Vet: your dog has a virus, causing the weakness and lethargy
Me: oh no!
Vet: if you give him this medicine, he’ll get back to his usual energy levels
Me: OH NO!
{Outside burning building}
HER: Don’t be a hero!ME: *Very much enjoying my ice cream* I had literally not even considered it.
My oldest chicken is going through henopause
My dog does this thing where it thunders and suddenly I’m wearing a dog hat.
I just found out that my husband fills the dog’s water dish not from the tap, but from the fridge’s water purifier feature.
“She’d do the same for me”, he said.
MY TOP 3 PROBLEMS WITH DUCKS
1. Vulnerable to attack by foxes b/c they’re too lazy to learn karate
2. Out of millions of ducks, only one (Scrooge McDuck) has conquered the business world. PATHETIC SUCCESS RATE
3. Too many handouts.
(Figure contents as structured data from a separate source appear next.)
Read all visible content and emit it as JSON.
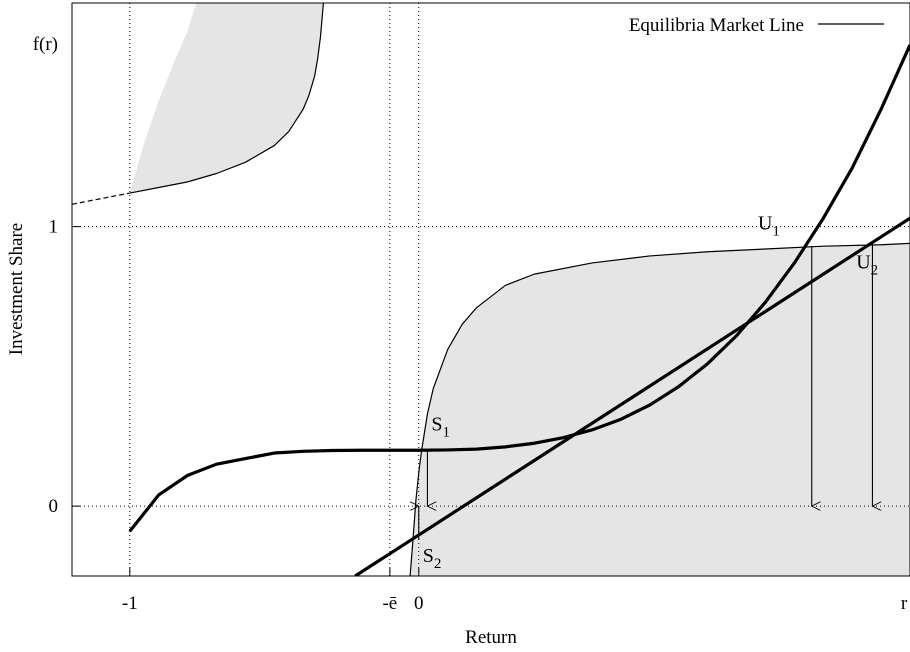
{
  "chart_data": {
    "type": "line",
    "title": "",
    "xlabel": "Return",
    "ylabel": "Investment Share",
    "xlim": [
      -1.2,
      1.7
    ],
    "ylim": [
      -0.25,
      1.8
    ],
    "grid": false,
    "legend": {
      "placement": "top-right",
      "entries": [
        "Equilibria Market Line"
      ]
    },
    "x_ticks": [
      {
        "value": -1,
        "label": "-1"
      },
      {
        "value": -0.1,
        "label": "-ē"
      },
      {
        "value": 0,
        "label": "0"
      },
      {
        "value": 1.7,
        "label": "r"
      }
    ],
    "y_ticks": [
      {
        "value": 1.7,
        "label": "f(r)"
      },
      {
        "value": 1,
        "label": "1"
      },
      {
        "value": 0,
        "label": "0"
      }
    ],
    "reference_lines": {
      "vertical": [
        -1,
        -0.1,
        0
      ],
      "horizontal": [
        1,
        0
      ]
    },
    "series": [
      {
        "name": "Equilibria Market Line",
        "style": "thick",
        "x": [
          -0.22,
          1.7
        ],
        "y": [
          -0.25,
          1.03
        ]
      },
      {
        "style": "thick",
        "x": [
          -1,
          -0.9,
          -0.8,
          -0.7,
          -0.6,
          -0.5,
          -0.4,
          -0.3,
          -0.2,
          -0.1,
          0,
          0.1,
          0.2,
          0.3,
          0.4,
          0.5,
          0.6,
          0.7,
          0.8,
          0.9,
          1.0,
          1.1,
          1.2,
          1.3,
          1.4,
          1.5,
          1.6,
          1.7
        ],
        "y": [
          -0.09,
          0.04,
          0.11,
          0.15,
          0.17,
          0.19,
          0.196,
          0.199,
          0.2,
          0.2,
          0.2,
          0.201,
          0.204,
          0.212,
          0.225,
          0.245,
          0.273,
          0.311,
          0.362,
          0.428,
          0.51,
          0.61,
          0.73,
          0.87,
          1.03,
          1.21,
          1.42,
          1.65
        ]
      },
      {
        "style": "thin",
        "x": [
          -0.03,
          -0.02,
          -0.01,
          0.0,
          0.01,
          0.03,
          0.05,
          0.1,
          0.15,
          0.2,
          0.3,
          0.4,
          0.6,
          0.8,
          1.0,
          1.2,
          1.4,
          1.6,
          1.7
        ],
        "y": [
          -0.25,
          -0.12,
          0.02,
          0.12,
          0.2,
          0.33,
          0.42,
          0.56,
          0.65,
          0.71,
          0.79,
          0.83,
          0.87,
          0.895,
          0.91,
          0.92,
          0.93,
          0.935,
          0.94
        ]
      },
      {
        "style": "thin",
        "x": [
          -1,
          -0.9,
          -0.8,
          -0.7,
          -0.6,
          -0.5,
          -0.45,
          -0.4,
          -0.38,
          -0.36,
          -0.35,
          -0.34,
          -0.33
        ],
        "y": [
          1.12,
          1.14,
          1.16,
          1.19,
          1.23,
          1.29,
          1.34,
          1.42,
          1.47,
          1.54,
          1.6,
          1.68,
          1.8
        ]
      },
      {
        "style": "dashed",
        "x": [
          -1.2,
          -1
        ],
        "y": [
          1.08,
          1.12
        ]
      }
    ],
    "shaded_regions": [
      {
        "x": [
          -1,
          -0.95,
          -0.9,
          -0.85,
          -0.8,
          -0.77
        ],
        "y_lower_curve": [
          1.12,
          1.3,
          1.45,
          1.58,
          1.7,
          1.8
        ]
      },
      {
        "bounded_by": "thin curve right of 0 and bottom axis"
      }
    ],
    "annotations": [
      {
        "text": "S",
        "sub": "1",
        "x": 0.03,
        "y": 0.27
      },
      {
        "text": "S",
        "sub": "2",
        "x": 0.0,
        "y": -0.2
      },
      {
        "text": "U",
        "sub": "1",
        "x": 1.16,
        "y": 0.99
      },
      {
        "text": "U",
        "sub": "2",
        "x": 1.5,
        "y": 0.85
      }
    ],
    "arrows": [
      {
        "from": [
          0.03,
          0.2
        ],
        "to": [
          0.03,
          0.0
        ]
      },
      {
        "from": [
          0.0,
          -0.12
        ],
        "to": [
          0.0,
          0.0
        ]
      },
      {
        "from": [
          1.36,
          0.93
        ],
        "to": [
          1.36,
          0.0
        ]
      },
      {
        "from": [
          1.57,
          0.94
        ],
        "to": [
          1.57,
          0.0
        ]
      }
    ]
  }
}
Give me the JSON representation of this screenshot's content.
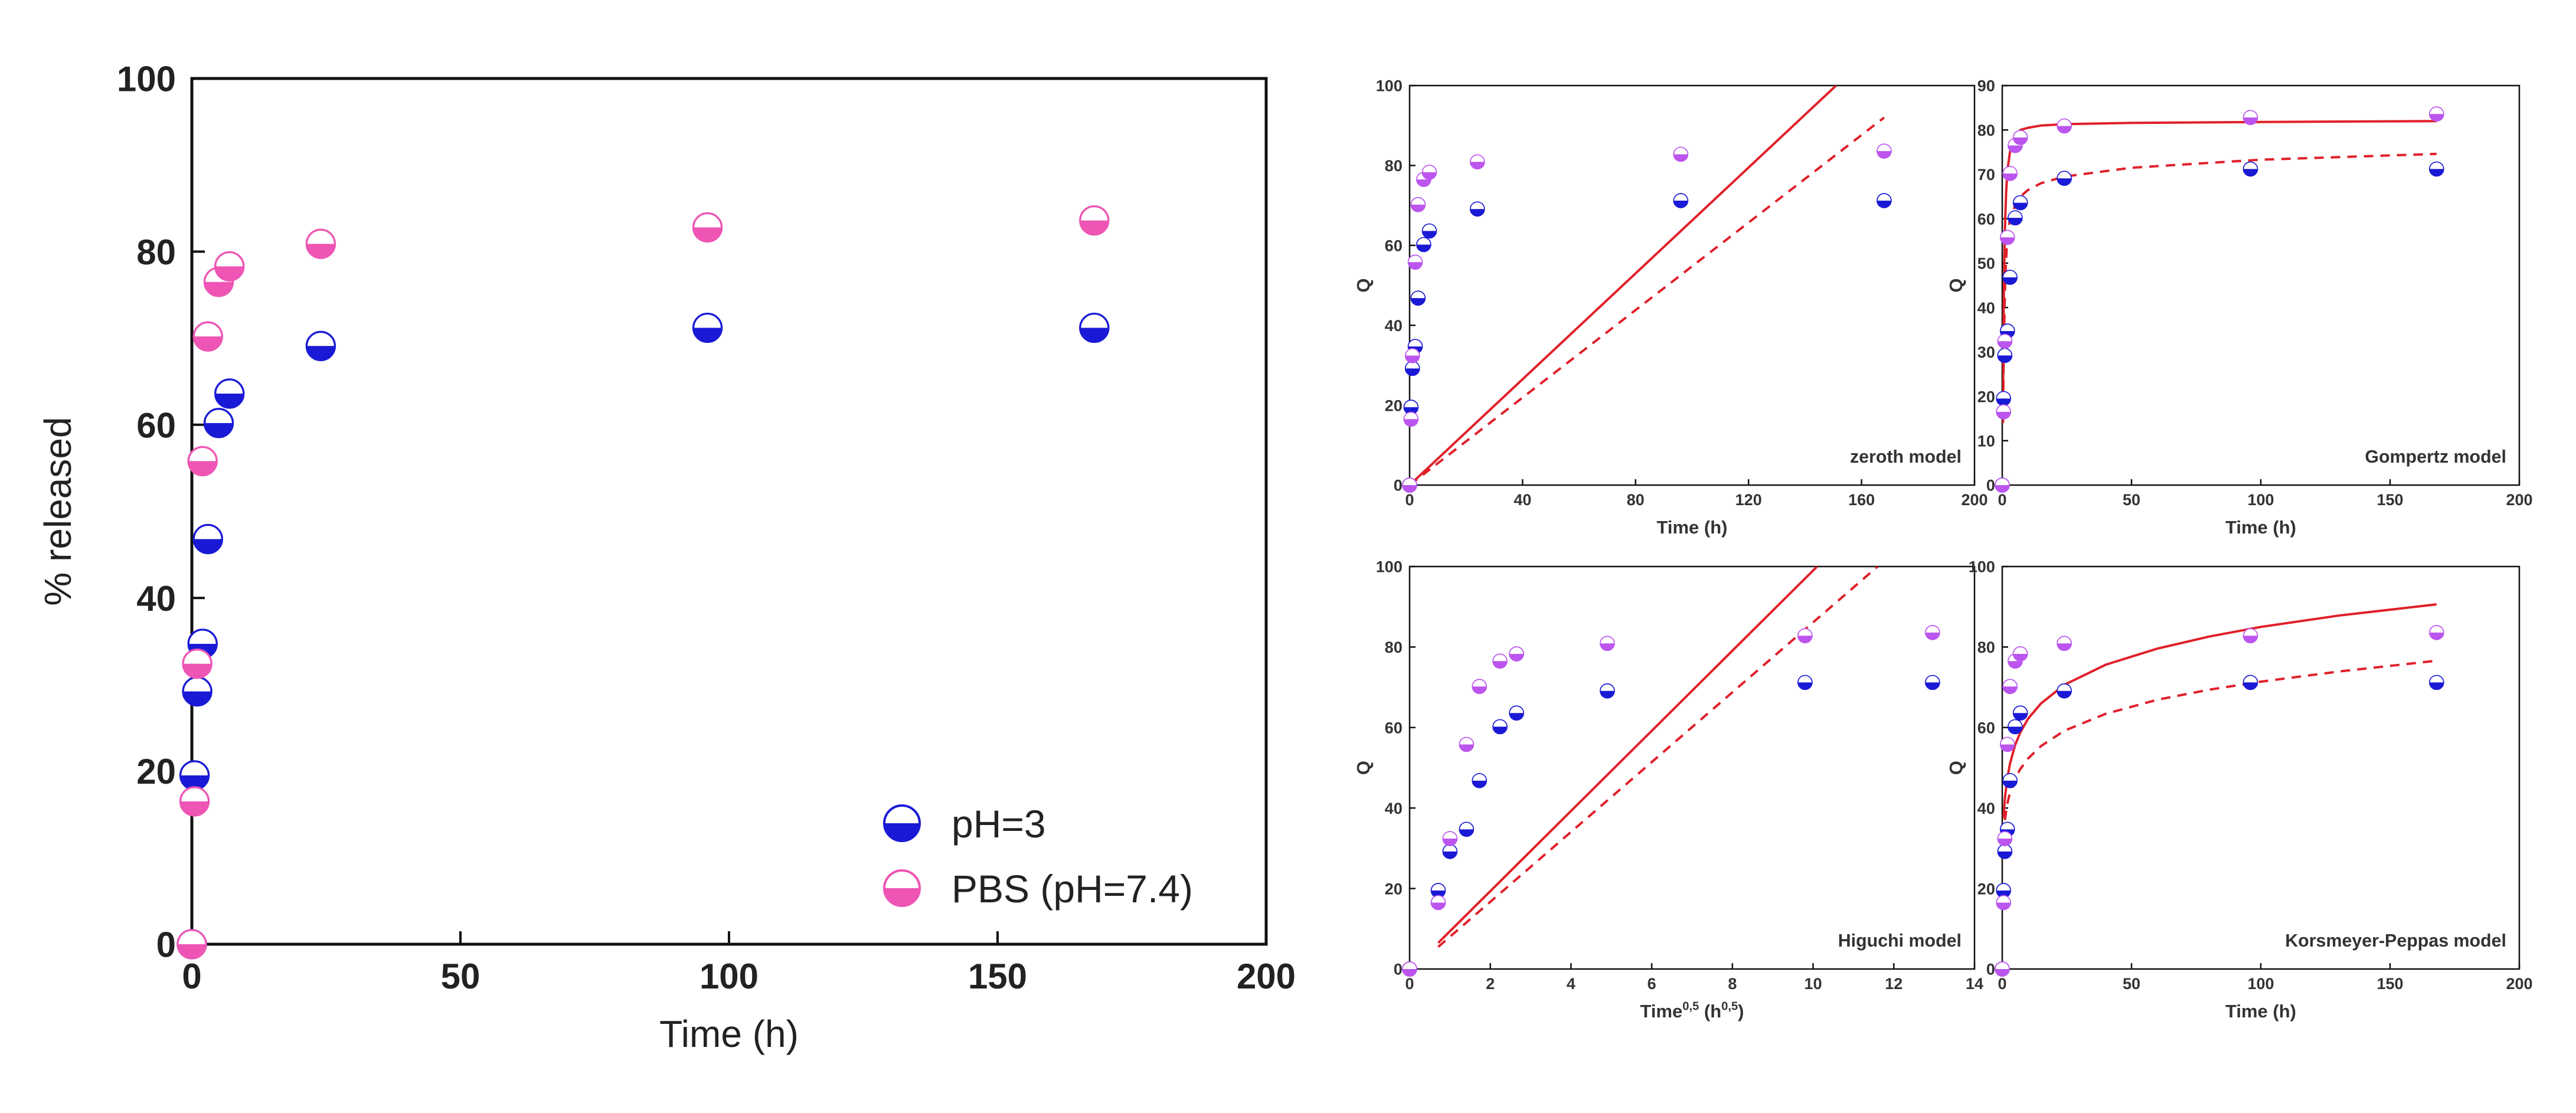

GET A JOB AND BUY YOUR OWN BREAD YOU LAZY DUCKS
I’ve got just over 13 hours to lose 35 pounds and finish a novel
So glad our house has 3 bathrooms so all of my kids can argue while brushing their teeth in mine.
doctor: and how long has your most recent panic attack been going on
me: probably since the summer of 2015
“Make good choices,” I say to myself, as I choose a small plate to make a towering pile of nachos on, instead of a large plate.